Novavax (NASDAQ:NVAX) stock fell 6% on Sept. 21, and kept falling overnight, after a JP Morgan Chase analyst cut his price target from over $100/share down to just $27 with an “underperform” rating.
Eric Joseph said the action came after he revised the bank’s outlook for Novavax’s Covid-19 vaccine, called Nuvaxovid.
Shares trading at nearly $27.40 early on Sept. 21 were now trading at a little over $24 early on Sept. 22. Novavax’s market capitalization is now a little under $2 billion, and is down 90% on the year.
Novavax was a 2020 Covid-19 star on hopes for its vaccine, as developed with money from the Gates Foundation and the U.S. government. The company said then that its Matrix-M adjuvant would let it quickly ramp up production on a vaccine that wouldn’t require special handling.
But Novavax finished third in the vaccine race to MRNA-based solutions from Pfizer (NYSE:PFE), which got its technology from BionTech SE (NASDAQ:BNTX) of Germany, and Moderna (NASDAQ:MRNA).
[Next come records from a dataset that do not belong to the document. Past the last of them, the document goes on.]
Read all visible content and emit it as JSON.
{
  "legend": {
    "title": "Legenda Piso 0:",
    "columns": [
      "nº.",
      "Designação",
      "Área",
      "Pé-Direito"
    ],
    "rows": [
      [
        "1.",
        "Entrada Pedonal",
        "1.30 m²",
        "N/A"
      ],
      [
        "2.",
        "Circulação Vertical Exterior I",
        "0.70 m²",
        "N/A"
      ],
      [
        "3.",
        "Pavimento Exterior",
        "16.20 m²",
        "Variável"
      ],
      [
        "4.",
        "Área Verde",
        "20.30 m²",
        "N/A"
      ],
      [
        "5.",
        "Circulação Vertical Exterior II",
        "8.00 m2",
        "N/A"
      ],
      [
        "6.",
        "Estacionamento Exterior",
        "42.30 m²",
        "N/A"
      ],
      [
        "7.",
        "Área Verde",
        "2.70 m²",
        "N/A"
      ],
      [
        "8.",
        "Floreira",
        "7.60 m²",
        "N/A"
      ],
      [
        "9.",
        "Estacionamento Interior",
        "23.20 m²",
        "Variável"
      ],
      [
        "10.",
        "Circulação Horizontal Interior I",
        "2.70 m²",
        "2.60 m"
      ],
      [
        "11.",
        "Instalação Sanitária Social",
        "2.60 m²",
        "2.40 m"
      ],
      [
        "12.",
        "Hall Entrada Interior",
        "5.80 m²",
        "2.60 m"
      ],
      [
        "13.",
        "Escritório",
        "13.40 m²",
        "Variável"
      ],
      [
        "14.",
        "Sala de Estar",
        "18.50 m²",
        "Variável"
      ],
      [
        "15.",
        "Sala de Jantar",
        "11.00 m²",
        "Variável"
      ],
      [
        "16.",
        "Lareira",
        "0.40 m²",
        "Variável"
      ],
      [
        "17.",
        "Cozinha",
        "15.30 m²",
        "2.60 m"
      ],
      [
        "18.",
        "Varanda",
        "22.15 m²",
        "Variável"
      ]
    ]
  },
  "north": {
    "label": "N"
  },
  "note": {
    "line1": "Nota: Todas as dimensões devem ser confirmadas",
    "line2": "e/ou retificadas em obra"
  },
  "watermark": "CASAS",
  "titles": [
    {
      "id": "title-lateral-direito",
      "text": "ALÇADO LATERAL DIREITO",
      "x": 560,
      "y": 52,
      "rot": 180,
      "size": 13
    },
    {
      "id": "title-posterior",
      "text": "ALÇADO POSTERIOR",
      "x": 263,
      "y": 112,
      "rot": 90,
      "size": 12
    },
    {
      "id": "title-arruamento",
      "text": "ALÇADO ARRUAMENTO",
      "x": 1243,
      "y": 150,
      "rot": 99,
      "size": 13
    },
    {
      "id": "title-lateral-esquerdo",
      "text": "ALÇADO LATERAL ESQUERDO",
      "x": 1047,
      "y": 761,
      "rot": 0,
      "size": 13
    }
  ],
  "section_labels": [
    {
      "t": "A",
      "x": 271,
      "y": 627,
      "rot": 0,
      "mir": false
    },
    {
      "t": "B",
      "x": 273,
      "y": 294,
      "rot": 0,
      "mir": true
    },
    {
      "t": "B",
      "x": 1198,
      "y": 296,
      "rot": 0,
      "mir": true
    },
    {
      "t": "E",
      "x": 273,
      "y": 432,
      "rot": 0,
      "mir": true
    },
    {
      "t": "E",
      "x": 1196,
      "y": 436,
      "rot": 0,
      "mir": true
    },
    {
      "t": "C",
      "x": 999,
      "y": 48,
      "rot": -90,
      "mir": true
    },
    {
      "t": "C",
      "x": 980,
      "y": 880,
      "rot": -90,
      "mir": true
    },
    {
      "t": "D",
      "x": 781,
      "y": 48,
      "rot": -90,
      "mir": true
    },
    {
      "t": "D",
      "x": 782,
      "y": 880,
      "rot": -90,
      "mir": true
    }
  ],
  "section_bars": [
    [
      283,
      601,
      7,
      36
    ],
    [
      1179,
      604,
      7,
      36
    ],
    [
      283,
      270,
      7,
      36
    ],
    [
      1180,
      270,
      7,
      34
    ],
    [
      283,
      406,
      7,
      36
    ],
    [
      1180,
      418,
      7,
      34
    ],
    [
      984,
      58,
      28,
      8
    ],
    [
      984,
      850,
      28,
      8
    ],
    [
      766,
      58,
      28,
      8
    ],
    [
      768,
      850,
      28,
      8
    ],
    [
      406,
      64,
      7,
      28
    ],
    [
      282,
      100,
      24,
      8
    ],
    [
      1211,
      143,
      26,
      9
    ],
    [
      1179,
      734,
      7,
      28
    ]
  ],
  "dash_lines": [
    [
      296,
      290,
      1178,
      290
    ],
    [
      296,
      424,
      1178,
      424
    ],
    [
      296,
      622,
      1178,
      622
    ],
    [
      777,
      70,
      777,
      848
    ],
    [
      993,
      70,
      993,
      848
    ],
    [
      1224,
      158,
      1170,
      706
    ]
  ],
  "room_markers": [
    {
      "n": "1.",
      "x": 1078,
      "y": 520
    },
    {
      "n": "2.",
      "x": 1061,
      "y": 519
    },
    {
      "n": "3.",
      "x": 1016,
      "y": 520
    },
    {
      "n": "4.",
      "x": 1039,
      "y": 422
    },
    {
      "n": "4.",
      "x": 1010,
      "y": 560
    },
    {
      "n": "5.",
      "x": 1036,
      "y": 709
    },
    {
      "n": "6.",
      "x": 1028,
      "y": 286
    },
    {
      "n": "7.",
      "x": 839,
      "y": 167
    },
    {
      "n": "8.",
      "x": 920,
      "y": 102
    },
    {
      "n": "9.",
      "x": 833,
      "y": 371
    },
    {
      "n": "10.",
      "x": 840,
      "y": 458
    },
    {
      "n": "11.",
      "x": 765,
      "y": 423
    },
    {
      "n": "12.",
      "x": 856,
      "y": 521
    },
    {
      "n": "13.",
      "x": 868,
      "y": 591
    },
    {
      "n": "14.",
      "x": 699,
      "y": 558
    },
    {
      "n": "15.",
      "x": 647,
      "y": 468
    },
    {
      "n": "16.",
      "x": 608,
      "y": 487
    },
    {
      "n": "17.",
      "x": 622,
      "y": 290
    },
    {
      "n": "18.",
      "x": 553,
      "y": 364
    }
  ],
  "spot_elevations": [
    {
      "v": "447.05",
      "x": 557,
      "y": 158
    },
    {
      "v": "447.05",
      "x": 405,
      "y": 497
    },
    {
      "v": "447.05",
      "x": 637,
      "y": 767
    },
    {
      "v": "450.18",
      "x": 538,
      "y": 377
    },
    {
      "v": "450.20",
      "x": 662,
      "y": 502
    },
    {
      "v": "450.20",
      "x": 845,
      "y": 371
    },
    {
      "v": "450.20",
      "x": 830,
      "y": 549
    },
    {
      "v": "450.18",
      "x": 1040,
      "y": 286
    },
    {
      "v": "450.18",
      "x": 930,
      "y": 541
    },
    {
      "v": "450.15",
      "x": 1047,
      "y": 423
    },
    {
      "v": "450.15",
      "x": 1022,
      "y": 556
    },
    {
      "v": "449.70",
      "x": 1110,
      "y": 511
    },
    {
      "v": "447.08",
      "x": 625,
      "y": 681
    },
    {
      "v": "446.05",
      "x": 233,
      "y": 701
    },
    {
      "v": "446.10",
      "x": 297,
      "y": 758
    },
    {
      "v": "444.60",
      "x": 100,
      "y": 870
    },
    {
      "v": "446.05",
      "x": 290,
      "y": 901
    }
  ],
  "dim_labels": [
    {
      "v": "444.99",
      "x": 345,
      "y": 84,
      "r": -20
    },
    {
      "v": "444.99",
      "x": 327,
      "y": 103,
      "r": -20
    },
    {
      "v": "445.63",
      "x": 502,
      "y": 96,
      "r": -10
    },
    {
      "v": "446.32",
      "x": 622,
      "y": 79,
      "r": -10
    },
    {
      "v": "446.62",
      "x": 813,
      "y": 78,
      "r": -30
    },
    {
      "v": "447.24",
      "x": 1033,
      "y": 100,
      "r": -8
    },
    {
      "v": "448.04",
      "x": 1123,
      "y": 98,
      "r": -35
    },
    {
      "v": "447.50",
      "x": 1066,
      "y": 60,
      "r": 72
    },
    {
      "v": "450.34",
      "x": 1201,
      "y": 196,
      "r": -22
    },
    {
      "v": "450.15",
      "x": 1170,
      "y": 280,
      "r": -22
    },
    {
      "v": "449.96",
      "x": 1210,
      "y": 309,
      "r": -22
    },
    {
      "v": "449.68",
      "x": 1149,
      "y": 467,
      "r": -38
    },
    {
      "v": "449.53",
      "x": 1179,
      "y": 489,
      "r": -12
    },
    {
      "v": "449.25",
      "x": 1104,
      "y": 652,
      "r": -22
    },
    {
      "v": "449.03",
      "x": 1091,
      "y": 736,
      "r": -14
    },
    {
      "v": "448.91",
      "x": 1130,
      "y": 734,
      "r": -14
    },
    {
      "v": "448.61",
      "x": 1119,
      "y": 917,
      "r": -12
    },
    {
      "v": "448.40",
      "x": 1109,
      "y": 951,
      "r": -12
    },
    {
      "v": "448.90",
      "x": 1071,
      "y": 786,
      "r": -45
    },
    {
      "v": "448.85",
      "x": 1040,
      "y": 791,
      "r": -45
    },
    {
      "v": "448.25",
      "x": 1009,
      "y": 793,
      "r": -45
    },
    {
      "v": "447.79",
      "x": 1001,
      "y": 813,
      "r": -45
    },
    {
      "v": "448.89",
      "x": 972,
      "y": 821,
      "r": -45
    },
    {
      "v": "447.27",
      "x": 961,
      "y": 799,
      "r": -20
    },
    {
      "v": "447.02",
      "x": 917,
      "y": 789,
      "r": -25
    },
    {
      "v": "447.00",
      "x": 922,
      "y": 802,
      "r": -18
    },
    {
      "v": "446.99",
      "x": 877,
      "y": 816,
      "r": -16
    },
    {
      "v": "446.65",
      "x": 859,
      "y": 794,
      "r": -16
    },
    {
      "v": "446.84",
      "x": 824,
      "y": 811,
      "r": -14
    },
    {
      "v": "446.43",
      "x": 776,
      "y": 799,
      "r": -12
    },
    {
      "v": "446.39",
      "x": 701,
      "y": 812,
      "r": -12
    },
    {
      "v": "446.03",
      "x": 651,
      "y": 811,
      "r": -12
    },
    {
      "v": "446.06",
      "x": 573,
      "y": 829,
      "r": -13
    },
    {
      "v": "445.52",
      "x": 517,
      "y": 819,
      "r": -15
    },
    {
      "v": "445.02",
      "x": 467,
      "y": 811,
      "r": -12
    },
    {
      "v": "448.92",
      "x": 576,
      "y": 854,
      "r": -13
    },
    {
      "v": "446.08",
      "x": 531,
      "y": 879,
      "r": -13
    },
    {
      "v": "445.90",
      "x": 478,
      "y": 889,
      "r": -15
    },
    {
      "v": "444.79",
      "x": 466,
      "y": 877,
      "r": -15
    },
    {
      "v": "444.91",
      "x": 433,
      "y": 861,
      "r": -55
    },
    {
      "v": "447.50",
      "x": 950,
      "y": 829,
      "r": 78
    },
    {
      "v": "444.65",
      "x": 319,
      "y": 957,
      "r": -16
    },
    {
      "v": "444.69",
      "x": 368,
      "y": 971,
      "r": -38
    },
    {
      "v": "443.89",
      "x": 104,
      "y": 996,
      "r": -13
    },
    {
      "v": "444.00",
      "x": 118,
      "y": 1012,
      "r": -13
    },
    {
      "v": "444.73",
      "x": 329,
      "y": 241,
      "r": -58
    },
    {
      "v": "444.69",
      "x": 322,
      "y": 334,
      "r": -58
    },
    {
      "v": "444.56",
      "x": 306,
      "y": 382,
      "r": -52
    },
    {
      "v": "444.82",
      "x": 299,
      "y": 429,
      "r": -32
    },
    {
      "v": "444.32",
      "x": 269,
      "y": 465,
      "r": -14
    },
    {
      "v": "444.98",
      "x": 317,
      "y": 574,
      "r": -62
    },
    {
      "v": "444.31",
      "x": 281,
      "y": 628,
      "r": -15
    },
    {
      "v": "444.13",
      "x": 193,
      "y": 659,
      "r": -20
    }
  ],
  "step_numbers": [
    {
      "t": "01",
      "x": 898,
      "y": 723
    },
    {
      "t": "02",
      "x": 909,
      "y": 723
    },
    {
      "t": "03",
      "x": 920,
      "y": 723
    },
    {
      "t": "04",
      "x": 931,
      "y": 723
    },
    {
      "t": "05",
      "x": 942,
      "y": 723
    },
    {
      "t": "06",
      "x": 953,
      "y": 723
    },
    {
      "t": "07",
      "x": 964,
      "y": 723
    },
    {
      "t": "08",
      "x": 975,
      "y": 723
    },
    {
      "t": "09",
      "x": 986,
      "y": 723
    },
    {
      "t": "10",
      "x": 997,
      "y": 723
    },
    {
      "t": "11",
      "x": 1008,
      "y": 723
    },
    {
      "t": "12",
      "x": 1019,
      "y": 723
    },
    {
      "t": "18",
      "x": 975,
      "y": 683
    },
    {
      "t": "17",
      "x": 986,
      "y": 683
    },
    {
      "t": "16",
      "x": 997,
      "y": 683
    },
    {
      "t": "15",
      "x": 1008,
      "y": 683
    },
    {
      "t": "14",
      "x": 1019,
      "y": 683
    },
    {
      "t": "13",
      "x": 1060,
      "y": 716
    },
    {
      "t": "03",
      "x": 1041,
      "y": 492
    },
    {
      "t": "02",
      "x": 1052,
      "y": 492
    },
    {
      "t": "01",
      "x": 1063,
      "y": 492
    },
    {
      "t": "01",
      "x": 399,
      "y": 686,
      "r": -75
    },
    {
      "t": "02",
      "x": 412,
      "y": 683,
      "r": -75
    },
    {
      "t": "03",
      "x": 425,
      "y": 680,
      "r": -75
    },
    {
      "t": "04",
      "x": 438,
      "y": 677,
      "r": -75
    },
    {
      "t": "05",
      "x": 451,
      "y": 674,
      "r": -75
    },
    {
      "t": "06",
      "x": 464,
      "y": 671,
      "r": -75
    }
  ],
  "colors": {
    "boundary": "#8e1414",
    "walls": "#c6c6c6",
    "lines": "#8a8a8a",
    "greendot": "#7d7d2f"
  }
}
By this past April, I was calling the stock’s party over. At that time the stock was trading at $62 but most analysts, like the one from JP Morgan, still rated it highly.
Novavax has other vaccines in its pipeline, including one for the seasonal flu. But it has been unable to win approval in the past and lacks orders. Analysts now call it a risk-on stock in a risk-off market. Only six even tell Tipranks they follow it now and all their forecasts look dated.
NVAX Stock: What Happens Now
Before the Covid-19 pandemic began, Novavax was a $5/share stock. It could be headed there again.
The company ended June with about $1.4 billion in the bank, but operating cash flow has been negative for four straight quarters, which seems unlikely to change. It needs to conserve that cash and win approval for its flu vaccine.
On the date of publication, Dana Blankenhorn held a long position in MRNA. The opinions expressed in this article are those of the writer, subject to the InvestorPlace.com Publishing Guidelines.